Diplômée des Beaux-Arts de Bruxelles en 2015, puis, très vite, free-lance pour la haute couture, la créatrice de 38 ans conçoit, sur son métier à tisser artisanal, des tissus d’exception, comme ces capitonnés noir profond pour Dior Couture ou ces pièces lamées d’or et d’argent pour la collection printemps-été 2023 de Maison Rabih Kayrouz.
En 2023 également, elle obtient, avec la verrière Lucile Viaud, le prix Liliane Bettencourt pour l’intelligence de la main pour leur tissage de verre intitulé « Pêche cristalline ». Réalisé avec un fil en lin et verre Glaz (inventé par Lucile Viaud), et métaphore « du filet ondoyant que le pêcheur jette à l’eau », le projet avait pourtant démarré comme « une blague ». Ou une gageure impossible. Le duo va pourtant réussir à fusionner la dureté du verre et la souplesse du textile, en créant une matière inédite.

L’excellence couture d’un côté, dans la solitude de son atelier, et de l’autre, l’expérimentation, la transversalité des arts et les expositions, c’est ainsi qu’Aurélia Leblanc travaille. Après la biennale Révélations, au Grand Palais, et l’exposition « Fils et filiations », organisée par la brodeuse Audrey Demarre, qui viennent de s’achever à Paris, la designer va superviser, dès septembre, le nouvel atelier textile de la Fondation Fiminco, à Romainville. Baptisé « Atelier Simone Prouvé », cet espace de création, doté des deux spectaculaires métiers à tisser de la tisserande disparue en 2024, permettra aux résidents du centre d’art de s’ouvrir à la création textile.

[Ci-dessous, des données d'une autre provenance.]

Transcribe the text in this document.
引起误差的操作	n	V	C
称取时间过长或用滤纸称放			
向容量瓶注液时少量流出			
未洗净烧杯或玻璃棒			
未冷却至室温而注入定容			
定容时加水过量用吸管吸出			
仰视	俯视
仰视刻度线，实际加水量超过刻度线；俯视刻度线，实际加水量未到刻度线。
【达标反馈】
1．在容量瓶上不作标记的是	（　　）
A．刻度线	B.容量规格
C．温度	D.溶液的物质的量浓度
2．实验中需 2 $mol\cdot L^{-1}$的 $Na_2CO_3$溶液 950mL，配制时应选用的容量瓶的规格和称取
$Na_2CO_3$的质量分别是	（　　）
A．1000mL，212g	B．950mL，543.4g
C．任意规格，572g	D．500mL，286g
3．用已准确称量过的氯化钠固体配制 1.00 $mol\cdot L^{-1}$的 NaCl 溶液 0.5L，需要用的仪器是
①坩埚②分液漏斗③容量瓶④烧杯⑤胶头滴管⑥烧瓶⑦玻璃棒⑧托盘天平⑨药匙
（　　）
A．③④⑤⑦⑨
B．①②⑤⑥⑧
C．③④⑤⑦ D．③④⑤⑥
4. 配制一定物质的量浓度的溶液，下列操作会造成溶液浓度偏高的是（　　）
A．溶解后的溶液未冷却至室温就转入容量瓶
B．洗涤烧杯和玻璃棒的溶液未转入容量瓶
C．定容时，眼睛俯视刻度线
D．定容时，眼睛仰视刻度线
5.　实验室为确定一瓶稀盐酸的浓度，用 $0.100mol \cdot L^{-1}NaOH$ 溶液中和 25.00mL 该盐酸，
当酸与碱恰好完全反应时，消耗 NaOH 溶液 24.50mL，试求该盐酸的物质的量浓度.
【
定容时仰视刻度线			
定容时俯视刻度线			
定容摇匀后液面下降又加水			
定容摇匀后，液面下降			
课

C’est là, dans cette salle, pas si grande eu égard aux gigantesques machines – 4 mètres de long sur 2,40 mètres de hauteur pour le plus grand modèle –, qu’Aurélia Leblanc va œuvrer. « C’est très émouvant pour moi, car les derniers tissages de Simone Prouvé sont encore sur la chaîne. Elle était en pleine création quand elle les a laissés. » La designer va actionner les pédales pour lever les fils, tirer les navettes et tenter de transmettre son savoir-faire, sans trop effrayer les néophytes. « De toute façon, sourit-elle, modeste, tisser, c’est se tromper et recommencer. » Et remettre sur le métier, encore et encore. La persévérance comme fil d’Ariane.